Des défauts topologiques à l’origine de la complexité des nids de termites Apicotermes
Les nids de termites du genre Apicotermes possèdent l’une des architectures plus complexes parmi toutes celles que construisent les insectes sociaux. Pour comprendre les mécanismes impliqués dans la construction de ces structures, les scientifiques ont combiné des techniques d’imagerie 3D et de modélisation mathématique. Ces travaux publiés dans la revue PNAS, montrent que l’architecture de ces nids résulte d’interactions comportementales et physiques simples entre les termites et les structures qu’ils construisent et que les rampes linéaires et hélicoïdales reliant les différents étages d’un nid résultent de défauts topologiques (ou dislocations) qui émergent au cours de la construction et du remodelage du nid.
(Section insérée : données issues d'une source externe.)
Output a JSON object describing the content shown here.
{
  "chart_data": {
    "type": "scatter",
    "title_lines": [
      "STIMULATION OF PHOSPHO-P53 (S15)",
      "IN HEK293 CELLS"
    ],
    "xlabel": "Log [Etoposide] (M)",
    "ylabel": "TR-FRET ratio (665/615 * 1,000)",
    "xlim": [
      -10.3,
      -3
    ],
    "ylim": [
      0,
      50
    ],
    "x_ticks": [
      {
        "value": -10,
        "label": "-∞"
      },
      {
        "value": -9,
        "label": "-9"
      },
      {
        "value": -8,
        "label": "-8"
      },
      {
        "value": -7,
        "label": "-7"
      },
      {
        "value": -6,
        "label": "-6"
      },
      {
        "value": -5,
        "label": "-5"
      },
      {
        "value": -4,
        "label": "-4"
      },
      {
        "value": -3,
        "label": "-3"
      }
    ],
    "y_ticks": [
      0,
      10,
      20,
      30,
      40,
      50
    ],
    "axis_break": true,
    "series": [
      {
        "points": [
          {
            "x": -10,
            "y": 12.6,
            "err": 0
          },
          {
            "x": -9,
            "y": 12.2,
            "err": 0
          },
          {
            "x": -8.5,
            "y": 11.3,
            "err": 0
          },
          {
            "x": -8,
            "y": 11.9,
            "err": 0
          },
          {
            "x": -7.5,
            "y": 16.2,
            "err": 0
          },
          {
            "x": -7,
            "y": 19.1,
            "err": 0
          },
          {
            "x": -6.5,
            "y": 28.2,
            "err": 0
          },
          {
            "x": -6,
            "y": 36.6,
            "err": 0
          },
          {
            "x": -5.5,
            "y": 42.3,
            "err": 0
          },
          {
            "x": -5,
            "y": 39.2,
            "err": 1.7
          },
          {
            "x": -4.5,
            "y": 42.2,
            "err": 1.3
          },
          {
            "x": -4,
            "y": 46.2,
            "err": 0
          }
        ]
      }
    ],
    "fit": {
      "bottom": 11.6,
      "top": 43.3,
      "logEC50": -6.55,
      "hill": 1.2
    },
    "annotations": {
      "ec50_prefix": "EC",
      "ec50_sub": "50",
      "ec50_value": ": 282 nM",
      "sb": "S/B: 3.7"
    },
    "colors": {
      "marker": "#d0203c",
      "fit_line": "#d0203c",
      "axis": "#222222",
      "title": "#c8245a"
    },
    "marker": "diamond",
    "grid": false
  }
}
Les termites du genre Apicotermes ont développé l’art de la construction des nids à un niveau inégalé dans le règne animal. Ces sociétés de termites vivent exclusivement en Afrique dans la forêt et la savane et construisent leurs nids sous terre entre vingt et soixante centimètres de profondeur. De forme ovoïde et pouvant atteindre une hauteur de quelques dizaines de centimètres, la surface des nids est couverte de petits orifices en forme de gargouilles disposées en lignes très régulièrement espacées et qui parcourent toute la circonférence externe de la paroi. L’intérieur est constitué d’une succession de vastes chambres superposées les unes aux autres et qui sont délimitées par des planchers parallèles et régulièrement espacés ; par ailleurs des rampes linéaires et hélicoïdales assurent la communication entre les différents étages du nid.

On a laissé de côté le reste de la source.